Case History
The patient is a 50-year-old woman with a history of enlarged cervical lymph nodes.
What is the diagnosis?
A. Pilomatrical carcinoma
B. Pilomatrixoma
C. Fibroxanthoma
D. Giant cell tumor
Answer: B. Pilomatrixoma
This entity has solid nests of basaloid cells with abrupt trichilemmal-type keratinization. There are ghost cells (dead keratinocytes), foreign body giant cell reaction (due to keratin) and follicular matrix cells, consistent with a pilomatricoma.
Pilomatricoma is also called calcifying epithelioma of Malherbe, is a benign skin appendigeal tumor with differentiation towards the follicular matrix. Lesions typically arise either in the head and neck or the upper extremities of children and young adults, with a second peak in incidence in individuals over 50 years old.
Histologic features are characteristic. Pilomatrixomas, often partially cystic in early lesions, contain solid nests/sheets of basaloid cells with trichilemmal-type keratinization transitioning into shadow cells, amorphous keratinous debris and foci of calcification more centrally.

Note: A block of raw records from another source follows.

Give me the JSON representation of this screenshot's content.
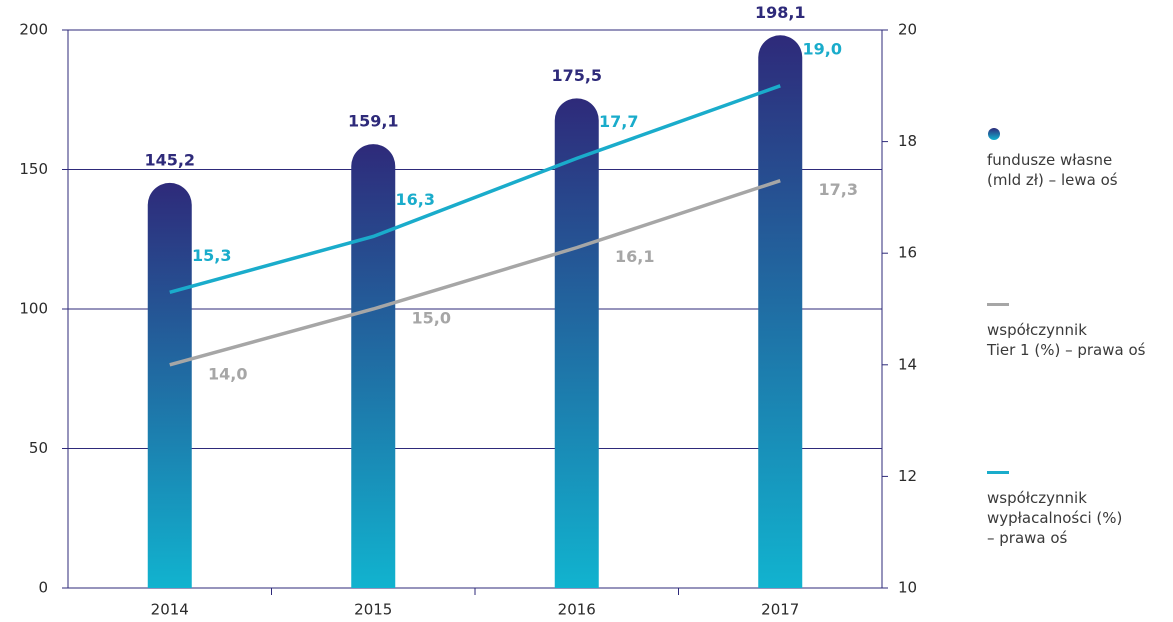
{
  "chart_data": {
    "type": "bar-line",
    "categories": [
      "2014",
      "2015",
      "2016",
      "2017"
    ],
    "series": [
      {
        "name": "fundusze własne\n(mld zł) – lewa oś",
        "type": "bar",
        "axis": "y",
        "color": "#2e2a7a",
        "color_bottom": "#11b3cf",
        "values": [
          145.2,
          159.1,
          175.5,
          198.1
        ],
        "value_labels": [
          "145,2",
          "159,1",
          "175,5",
          "198,1"
        ]
      },
      {
        "name": "współczynnik\nTier 1 (%) – prawa oś",
        "type": "line",
        "axis": "y2",
        "color": "#a6a6a6",
        "values": [
          14.0,
          15.0,
          16.1,
          17.3
        ],
        "value_labels": [
          "14,0",
          "15,0",
          "16,1",
          "17,3"
        ]
      },
      {
        "name": "współczynnik\nwypłacalności (%)\n– prawa oś",
        "type": "line",
        "axis": "y2",
        "color": "#1aaccb",
        "values": [
          15.3,
          16.3,
          17.7,
          19.0
        ],
        "value_labels": [
          "15,3",
          "16,3",
          "17,7",
          "19,0"
        ]
      }
    ],
    "ylim": [
      0,
      200
    ],
    "yticks": [
      0,
      50,
      100,
      150,
      200
    ],
    "y2lim": [
      10,
      20
    ],
    "y2ticks": [
      10,
      12,
      14,
      16,
      18,
      20
    ],
    "grid": true,
    "legend": "right"
  }
}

Multiple pilomatrixomas may be seen in patients with myotonic dystrophy, Rubinstein-Taybi syndrome and Turner syndrome. Cysts with features of pilomatrixoma are identified in patients with Gardner syndrome.
Fine needle aspiration (FNA) may result in an erroneous interpretation of malignancy, especially in a limited sample where only one component predominates (e.g. cohesive sheets of mitotically active basaloid cells), and is a well-known pitfall.

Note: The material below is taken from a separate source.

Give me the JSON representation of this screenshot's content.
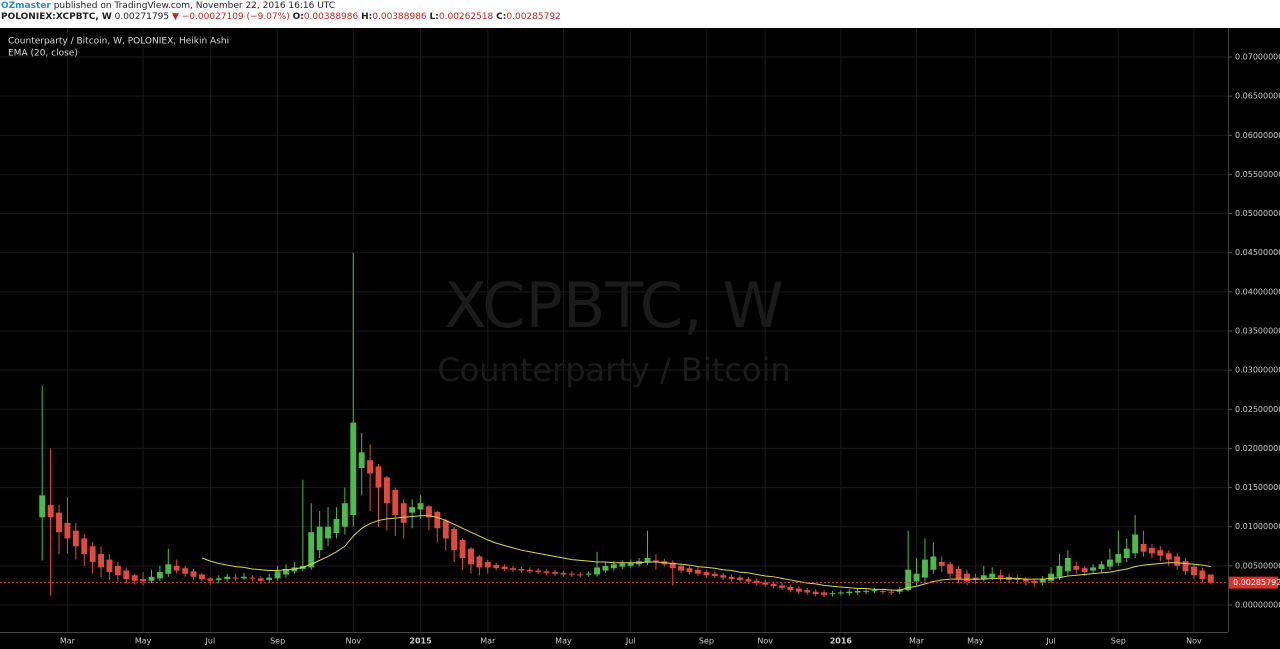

A cell block preparation, which reveals the shadow cells/ghost cells, may be helpful in arriving at the correct diagnosis.
The vast majority of pilomatrixomas are benign and do not recur following local excision. Although not necessary for diagnosis, the majority of these lesions strongly express BCL2. Activating mutations of β‐catenin may contribute to tumorigenesis in pilomatrixomas.
The main differential diagnosis includes basal cell carcinoma.